The symbolism of wine in the spiritual life has a long and distinguished history. The use of bread and wine as ‘species’ for the Christian Holy Eucharist harks back to the ‘sacrament’ of Melchizedec, the ‘shaykh’ of the prophet Abraham; they may be taken, among other things, as emblems of the union of Truth and Life, of Knowledge and Love, or of the states of Sobriety and Intoxication described by the Sufis. And Anacreon, the great celebrator of wine among the Greeks, though his poetry was unabashedly pagan and earthy, yet provided symbols and metaphors that in other hands were capable of the greatest sublimation:
Bring me the winebowl, come my boy
To drink in one long swallow back
Ten cups of water, five of wine,
And do me proud before its god….
Eros the blacksmith
Hammers me again,
Striking while I’m hot
And thrusts me sizzling
In the ice-cold stream.
Who can fail to recognise, in these verses dedicated to Dionysus, the wine-god, and Eros, the god of love, backward echoes of the poetry of the Persian Sufis, with their celebration of the Saki, the Cupbearer, and their passionate exaltation and lament at the states of Expansion (bast) and Contraction (qabd) sent by God the Beloved, Giver of al-Jamal, Beauty, and al-Jalal, Rigor and Majesty?
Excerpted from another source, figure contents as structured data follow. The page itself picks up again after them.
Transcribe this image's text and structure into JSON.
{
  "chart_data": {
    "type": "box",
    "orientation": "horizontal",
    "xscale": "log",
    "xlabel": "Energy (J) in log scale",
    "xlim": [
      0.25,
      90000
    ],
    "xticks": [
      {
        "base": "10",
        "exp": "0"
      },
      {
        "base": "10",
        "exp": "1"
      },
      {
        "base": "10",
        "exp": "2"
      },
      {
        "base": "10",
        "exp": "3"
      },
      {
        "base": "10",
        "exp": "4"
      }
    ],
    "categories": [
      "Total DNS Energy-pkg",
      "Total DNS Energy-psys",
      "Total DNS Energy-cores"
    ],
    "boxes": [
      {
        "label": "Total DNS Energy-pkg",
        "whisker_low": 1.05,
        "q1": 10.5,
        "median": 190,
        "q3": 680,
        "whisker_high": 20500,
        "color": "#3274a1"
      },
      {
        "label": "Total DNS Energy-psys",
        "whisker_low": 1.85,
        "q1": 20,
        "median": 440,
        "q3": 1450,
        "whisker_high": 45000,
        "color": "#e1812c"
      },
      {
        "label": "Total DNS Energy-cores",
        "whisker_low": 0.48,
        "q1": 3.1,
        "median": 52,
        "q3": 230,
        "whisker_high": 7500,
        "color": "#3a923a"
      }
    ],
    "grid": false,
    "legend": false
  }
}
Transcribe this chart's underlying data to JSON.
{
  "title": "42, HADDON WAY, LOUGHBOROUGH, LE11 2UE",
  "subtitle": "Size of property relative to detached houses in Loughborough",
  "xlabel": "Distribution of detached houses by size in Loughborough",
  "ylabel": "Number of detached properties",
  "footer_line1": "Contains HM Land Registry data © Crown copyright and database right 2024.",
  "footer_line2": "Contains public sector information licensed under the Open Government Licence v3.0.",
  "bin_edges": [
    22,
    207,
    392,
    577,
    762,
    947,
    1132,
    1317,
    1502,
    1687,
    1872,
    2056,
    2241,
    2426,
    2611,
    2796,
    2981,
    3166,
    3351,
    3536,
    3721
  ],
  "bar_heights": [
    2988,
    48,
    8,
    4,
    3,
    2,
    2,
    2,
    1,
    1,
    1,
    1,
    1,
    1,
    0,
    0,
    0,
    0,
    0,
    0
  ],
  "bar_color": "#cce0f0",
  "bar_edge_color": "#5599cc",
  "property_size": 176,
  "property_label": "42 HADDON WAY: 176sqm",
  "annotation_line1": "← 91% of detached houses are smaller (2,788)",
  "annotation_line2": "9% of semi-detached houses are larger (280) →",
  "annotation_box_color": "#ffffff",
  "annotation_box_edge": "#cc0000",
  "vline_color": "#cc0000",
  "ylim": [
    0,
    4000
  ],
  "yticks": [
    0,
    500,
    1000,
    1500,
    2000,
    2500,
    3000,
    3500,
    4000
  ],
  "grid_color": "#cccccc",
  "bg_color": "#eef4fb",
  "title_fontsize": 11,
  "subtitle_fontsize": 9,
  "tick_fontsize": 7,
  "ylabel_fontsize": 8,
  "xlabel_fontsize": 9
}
From Zeus’ cupbearer Ganymede, to Christ, bearer of the cup that was later to become the Holy Grail—and the Catholic or Orthodox priest who stands in for him at Mass or Divine Liturgy—to the representation, in the tradition of Tasawwuf, of the Sufi shaykh—or else of Allah Himself—as the Saki, wine and the wine-steward have long been associated, in one way or another, with the merciful Grace and devastating Beauty of the Divinity.